Als die Regensburger Initiative zur Schaffung von Arbeitsplätzen für psychisch kranke und behinderte Menschen 1985 mit ein paar Mitstreitern auf wenigen Quadratmetern mit dem Recycling von Altkleidern in der Regensburger Altstadt startete, ahnten die Verantwortlichen nicht, dass ihr Verein einmal zum Vorbild in der Arbeit mit Behinderten werden würde.

Inzwischen ist Retex ein modernes Sozial- und Dienstleistungsunternehmen, in dem mehr als 300 Menschen mit Handicap eine neue Lebensperspektive finden. Retex ist zugleich die älteste Rehabilitationseinrichtung dieser Art in Bayern. Das Ziel: psychisch kranken und Menschen mit Behinderung einen dauerhaften und sinnvollen Arbeitsplatz zu bieten.

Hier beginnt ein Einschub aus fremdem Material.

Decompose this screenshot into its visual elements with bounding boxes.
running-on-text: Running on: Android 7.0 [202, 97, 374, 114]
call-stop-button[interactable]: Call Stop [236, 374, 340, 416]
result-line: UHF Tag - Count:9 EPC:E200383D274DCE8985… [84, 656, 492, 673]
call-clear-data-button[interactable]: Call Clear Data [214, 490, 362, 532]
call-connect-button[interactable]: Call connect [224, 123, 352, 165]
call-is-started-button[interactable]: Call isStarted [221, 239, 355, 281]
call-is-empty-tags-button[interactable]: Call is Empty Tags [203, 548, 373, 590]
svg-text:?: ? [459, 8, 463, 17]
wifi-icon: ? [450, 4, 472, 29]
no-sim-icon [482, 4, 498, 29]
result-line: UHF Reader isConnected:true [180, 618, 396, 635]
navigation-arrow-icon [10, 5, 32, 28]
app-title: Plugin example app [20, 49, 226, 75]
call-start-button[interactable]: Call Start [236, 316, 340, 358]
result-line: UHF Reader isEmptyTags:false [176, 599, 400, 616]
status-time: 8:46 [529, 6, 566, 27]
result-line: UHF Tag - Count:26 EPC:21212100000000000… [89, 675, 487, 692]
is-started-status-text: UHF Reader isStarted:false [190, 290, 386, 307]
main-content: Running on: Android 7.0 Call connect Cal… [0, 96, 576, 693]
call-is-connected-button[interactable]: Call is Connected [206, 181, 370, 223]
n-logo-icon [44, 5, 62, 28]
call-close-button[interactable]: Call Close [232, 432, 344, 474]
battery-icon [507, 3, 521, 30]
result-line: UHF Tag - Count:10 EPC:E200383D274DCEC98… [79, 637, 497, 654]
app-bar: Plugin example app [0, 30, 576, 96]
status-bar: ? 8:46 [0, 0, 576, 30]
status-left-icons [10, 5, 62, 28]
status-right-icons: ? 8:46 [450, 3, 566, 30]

Retex trägt sich zu einem erheblichen Teil selber, der Rest wird über Zuschüsse und Spenden finanziert. Mit 400 Euro liegt der Monatslohn für die Beschäftigten mit Handicap rund beim Doppelten dessen, was durchschnittlich in deutschen Behindertenwerkstätten an Lohn erwirtschaftet wird. „Die sinnvolle Arbeit gibt den Menschen mit Handicap Stabilität im Leben, deshalb verdienen diese Initiative und das große Engagement des gesamten Retex-Teams unsere höchste Anerkennung“, so Graf Lerchenfeld.